Elenco Estrelado e Equipe Criativa: Os Pilares de “Supergirl”

O elenco de “Supergirl” reúne nomes promissores e estabelecidos para dar vida à nova fase da heroína. Milly Alcock assume o manto da Supergirl, trazendo a experiência de um sucesso televisivo de peso para o cinema. Ao seu lado, a produção conta com Matthias Schoenaerts, Eve Ridley, David Krumholtz e Emily Beecham em papéis ainda não totalmente detalhados, mas que prometem enriquecer a tapeçaria narrativa.

A direção do filme está a cargo de Craig Gillespie, conhecido por seu trabalho em “Eu, Tonya” e “Cruella”, direções que demonstram sua habilidade em contar histórias de personagens complexos e fora do padrão. O roteiro é assinado por Ana Nogueira, cuja importância para o futuro do DCU se amplia. Nogueira já foi confirmada como roteirista de outros projetos estratégicos do novo universo, incluindo filmes da Mulher-Maravilha e dos Jovens Titãs, solidificando seu papel central na construção da nova mitologia da DC.

Lançamento Global e Expectativas para a Era DCU

O filme “Supergirl: Woman of Tomorrow” está programado para estrear nos cinemas mundiais em 26 de junho de 2026. Para os espectadores brasileiros, uma notícia positiva: o lançamento no Brasil acontecerá um dia antes, em 25 de junho, adiantando a chegada da aguardada produção. Esta estratégia de lançamento diferenciada para o mercado brasileiro reflete a importância do país no cenário global de consumo de cultura pop.

As declarações de Ana Nogueira impõem um ajuste nas expectativas dos fãs. Aqueles que buscam uma adaptação quadro a quadro da HQ “A Mulher do Amanhã” podem sentir a falta de cenas icônicas. No entanto, a liberdade criativa pode gerar surpresas agradáveis, priorizando o espírito da obra e a jornada emocional da personagem.
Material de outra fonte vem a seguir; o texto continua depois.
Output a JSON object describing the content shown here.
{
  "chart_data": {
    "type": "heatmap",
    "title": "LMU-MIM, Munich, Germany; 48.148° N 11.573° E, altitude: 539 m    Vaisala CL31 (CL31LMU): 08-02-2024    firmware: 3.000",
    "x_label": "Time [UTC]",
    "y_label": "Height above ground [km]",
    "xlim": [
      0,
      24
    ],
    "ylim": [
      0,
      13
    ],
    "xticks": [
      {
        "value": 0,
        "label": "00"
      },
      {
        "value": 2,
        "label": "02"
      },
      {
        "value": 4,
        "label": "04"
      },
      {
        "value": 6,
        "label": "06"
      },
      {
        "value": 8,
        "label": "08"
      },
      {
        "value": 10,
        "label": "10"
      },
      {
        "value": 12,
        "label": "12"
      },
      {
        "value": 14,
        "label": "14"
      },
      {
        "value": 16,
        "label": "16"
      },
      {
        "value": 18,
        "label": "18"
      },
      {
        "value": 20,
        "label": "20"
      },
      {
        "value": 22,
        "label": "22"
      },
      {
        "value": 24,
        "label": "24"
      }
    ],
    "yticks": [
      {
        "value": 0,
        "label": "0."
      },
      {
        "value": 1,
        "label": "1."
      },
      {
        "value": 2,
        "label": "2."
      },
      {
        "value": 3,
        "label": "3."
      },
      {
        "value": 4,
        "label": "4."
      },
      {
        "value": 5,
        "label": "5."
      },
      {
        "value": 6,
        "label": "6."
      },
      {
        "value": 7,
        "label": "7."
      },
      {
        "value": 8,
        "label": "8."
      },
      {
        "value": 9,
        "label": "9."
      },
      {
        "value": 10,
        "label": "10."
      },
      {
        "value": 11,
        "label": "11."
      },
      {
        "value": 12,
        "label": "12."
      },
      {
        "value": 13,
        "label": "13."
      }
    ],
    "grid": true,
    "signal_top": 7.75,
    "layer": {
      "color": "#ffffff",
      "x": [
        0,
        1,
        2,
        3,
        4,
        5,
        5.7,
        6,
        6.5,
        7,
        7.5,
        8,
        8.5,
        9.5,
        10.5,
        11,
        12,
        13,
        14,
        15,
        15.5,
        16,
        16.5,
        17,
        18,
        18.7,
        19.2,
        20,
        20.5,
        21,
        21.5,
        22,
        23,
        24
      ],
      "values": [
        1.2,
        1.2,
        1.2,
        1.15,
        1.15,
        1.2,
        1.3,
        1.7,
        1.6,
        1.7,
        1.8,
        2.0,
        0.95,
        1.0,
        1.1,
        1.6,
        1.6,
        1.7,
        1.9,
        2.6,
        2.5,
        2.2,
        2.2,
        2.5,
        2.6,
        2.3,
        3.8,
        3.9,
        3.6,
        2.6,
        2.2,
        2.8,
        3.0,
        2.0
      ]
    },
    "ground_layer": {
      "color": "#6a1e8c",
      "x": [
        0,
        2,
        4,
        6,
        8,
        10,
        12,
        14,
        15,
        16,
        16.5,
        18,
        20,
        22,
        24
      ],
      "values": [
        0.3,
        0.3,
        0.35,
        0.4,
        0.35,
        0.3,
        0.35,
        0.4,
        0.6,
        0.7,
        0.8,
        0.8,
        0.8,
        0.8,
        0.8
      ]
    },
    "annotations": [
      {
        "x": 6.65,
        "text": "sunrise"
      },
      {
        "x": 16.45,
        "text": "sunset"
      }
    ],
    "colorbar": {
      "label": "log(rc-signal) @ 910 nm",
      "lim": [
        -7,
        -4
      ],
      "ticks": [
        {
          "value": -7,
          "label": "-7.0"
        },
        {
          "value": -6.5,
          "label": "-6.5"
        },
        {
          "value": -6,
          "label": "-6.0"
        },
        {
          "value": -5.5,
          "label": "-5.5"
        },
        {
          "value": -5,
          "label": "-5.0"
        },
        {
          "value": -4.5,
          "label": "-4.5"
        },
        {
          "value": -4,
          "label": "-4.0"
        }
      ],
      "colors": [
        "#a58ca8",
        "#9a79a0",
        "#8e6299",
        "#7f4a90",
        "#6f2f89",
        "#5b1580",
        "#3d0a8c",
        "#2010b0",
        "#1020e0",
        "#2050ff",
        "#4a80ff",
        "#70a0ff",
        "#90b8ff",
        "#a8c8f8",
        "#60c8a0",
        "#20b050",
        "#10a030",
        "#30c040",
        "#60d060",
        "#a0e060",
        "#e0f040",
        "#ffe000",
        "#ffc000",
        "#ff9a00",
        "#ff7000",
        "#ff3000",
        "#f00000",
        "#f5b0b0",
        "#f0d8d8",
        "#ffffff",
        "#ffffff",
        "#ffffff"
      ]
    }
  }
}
O sucesso de “Supergirl” será crucial para consolidar a visão de James Gunn para o DCU, definindo o tom e a direção para as futuras produções e a percepção do público sobre a nova era dos heróis da DC.

Contexto

A reinicialização do universo cinematográfico da DC representa um momento decisivo para a Warner Bros. e a DC Studios, após anos de resultados inconsistentes com o antigo DCEU. A estratégia de James Gunn busca construir um universo coeso e de alta qualidade, partindo de uma base sólida com filmes como “Supergirl: Woman of Tomorrow”. O sucesso desta e de outras produções iniciais é fundamental para reestabelecer a confiança do público e da crítica no futuro dos heróis da DC nas telas.